Terrified is an understatement to explain what I felt in that moment, but I had to know what was wrong. As soon as I arrived to the hospital, I was processed quickly, got into a room and an MRI was conducted. After few hours, I was admitted.
The neurologist came in and ordered some neurologic tests including a spinal tap. I was immediately given IV steroids. Suddenly, I found myself feeling better each day after receiving the medication.
After four days, I was sent home and told to follow up with the neurologist but not before they told me, I had a lesion on my brainstem. “What did this mean?” As the nurse wheeled me out, she said to me, “eat healthy and maybe the myelin will repair itself”. I asked her, what was going on? What is the diagnosis? They only thing she could tell me was that it looks like multiple sclerosis (MS), but it’s not.
I started panicking.
It was difficult dealing with the anxiety of it all. I could not see due to double vision. I was suffering from severe nerve pain, the worst of it in my face. I couldn’t eat, sleep or walk. Playing the waiting game only made the situation worse.
Finally, I met with the neurologist. She talked to me about the tests that were ordered and the results. I was a bit out of it and had a hard time following where she was going with the conversation. I was expecting to hear what I had been hearing for the past month. Once she finished discussing the test results, she finally said to me,
“You tested positive for the aquaporin-4 (AQP4) antibody. You have a rare disorder called NMO”.

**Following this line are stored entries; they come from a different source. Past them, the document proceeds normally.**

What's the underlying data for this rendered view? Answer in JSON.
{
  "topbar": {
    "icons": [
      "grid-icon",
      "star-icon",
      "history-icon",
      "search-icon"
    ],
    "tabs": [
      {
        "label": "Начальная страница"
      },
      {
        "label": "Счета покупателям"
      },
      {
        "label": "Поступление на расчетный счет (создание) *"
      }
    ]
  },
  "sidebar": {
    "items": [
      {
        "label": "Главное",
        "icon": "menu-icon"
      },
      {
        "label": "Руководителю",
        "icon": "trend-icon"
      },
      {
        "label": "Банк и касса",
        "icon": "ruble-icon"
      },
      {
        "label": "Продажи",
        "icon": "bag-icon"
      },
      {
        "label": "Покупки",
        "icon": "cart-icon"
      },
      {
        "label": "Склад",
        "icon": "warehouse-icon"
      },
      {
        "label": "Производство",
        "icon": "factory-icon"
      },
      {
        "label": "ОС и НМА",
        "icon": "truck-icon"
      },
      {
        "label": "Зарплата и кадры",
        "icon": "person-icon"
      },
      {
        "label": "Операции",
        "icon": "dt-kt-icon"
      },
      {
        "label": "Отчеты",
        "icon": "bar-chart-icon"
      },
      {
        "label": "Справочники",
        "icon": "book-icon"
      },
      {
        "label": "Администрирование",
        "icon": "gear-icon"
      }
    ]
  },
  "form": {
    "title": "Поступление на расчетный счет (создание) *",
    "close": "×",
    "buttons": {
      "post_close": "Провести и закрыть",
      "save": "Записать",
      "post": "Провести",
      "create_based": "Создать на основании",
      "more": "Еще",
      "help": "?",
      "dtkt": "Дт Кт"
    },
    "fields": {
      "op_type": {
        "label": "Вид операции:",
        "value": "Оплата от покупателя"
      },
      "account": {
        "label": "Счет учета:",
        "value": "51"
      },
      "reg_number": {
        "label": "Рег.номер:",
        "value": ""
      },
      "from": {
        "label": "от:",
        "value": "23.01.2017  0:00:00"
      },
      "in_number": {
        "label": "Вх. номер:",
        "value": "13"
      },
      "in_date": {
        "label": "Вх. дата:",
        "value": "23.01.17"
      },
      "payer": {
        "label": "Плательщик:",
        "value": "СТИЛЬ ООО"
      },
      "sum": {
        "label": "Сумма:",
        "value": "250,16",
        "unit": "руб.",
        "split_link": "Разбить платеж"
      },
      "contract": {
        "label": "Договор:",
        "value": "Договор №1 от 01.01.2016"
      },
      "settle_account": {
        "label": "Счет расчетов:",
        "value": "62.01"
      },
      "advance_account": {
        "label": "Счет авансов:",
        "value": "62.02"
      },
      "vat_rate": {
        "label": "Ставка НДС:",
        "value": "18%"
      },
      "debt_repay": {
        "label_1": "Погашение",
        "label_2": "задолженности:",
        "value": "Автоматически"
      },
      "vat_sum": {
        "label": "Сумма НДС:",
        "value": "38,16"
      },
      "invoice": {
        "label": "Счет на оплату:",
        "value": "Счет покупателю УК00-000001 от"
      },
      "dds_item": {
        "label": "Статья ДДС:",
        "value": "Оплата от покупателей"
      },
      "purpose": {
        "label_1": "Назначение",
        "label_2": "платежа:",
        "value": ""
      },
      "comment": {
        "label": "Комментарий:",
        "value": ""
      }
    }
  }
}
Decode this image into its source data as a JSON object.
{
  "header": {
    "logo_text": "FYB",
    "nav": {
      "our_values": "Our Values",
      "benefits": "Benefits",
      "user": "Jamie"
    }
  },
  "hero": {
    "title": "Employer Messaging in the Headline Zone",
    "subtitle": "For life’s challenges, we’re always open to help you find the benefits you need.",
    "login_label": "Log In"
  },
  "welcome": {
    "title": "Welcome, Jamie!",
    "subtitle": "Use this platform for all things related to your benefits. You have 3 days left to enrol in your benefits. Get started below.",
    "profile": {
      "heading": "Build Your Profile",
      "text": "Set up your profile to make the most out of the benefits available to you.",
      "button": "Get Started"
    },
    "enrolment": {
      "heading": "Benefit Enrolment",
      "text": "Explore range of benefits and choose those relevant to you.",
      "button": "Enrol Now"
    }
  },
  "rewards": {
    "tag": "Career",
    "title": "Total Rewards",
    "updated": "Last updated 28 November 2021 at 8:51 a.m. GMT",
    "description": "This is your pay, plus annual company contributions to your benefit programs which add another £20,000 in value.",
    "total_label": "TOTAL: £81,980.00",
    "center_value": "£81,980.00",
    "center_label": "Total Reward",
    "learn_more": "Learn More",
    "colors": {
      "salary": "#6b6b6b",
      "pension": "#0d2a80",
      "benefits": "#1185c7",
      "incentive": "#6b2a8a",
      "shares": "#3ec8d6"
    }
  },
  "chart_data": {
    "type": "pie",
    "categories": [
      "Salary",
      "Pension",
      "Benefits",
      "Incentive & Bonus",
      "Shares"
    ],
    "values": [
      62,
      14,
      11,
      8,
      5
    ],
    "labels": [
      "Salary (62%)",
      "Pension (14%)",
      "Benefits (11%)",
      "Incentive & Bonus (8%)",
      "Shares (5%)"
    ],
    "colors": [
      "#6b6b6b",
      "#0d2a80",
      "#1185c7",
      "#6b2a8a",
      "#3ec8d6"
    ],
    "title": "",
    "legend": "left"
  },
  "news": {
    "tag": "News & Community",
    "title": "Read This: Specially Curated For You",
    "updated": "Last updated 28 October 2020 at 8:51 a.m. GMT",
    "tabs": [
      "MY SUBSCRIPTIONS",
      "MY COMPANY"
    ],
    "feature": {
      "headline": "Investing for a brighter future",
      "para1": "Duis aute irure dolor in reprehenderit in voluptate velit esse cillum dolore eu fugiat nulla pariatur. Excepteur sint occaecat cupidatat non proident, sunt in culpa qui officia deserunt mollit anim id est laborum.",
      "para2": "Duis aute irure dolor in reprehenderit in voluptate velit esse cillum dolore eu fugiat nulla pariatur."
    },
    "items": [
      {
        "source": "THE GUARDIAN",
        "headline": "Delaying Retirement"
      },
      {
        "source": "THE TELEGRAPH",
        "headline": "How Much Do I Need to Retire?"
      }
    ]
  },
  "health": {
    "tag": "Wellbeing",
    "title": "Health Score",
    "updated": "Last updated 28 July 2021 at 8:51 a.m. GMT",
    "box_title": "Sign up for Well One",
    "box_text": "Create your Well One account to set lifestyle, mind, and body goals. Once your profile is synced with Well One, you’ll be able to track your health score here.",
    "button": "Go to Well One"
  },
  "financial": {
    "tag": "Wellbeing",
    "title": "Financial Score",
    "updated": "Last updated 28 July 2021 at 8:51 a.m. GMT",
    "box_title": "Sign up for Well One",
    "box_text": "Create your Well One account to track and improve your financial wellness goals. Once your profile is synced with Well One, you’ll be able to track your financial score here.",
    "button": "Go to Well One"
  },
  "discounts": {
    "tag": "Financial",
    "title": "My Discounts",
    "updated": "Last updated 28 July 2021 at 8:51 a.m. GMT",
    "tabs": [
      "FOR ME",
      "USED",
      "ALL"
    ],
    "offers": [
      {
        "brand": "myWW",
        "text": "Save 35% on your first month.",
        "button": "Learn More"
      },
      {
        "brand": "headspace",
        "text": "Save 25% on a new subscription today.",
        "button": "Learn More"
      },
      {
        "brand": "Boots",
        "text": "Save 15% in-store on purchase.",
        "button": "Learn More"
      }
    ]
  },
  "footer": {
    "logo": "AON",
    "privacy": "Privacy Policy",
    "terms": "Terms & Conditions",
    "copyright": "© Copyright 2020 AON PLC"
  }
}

After receiving the diagnosis, I spent a lot of time researching and learning about the rare condition. The attack left me in a wheelchair battling vision issues and chronic pain.
Over time, I came to terms with my reality and decided to not let NMO stand in my way of living a full life. Now, I use my social media presence on Instagram, Facebook, Twitter and TikTok to advocate and educate myself and other people living with chronic illnesses, with a focus on NMO.
I have also built a network of individuals across the world living with NMO for support. I plan to continue my work by spreading awareness, with the hope of finding a cure some day.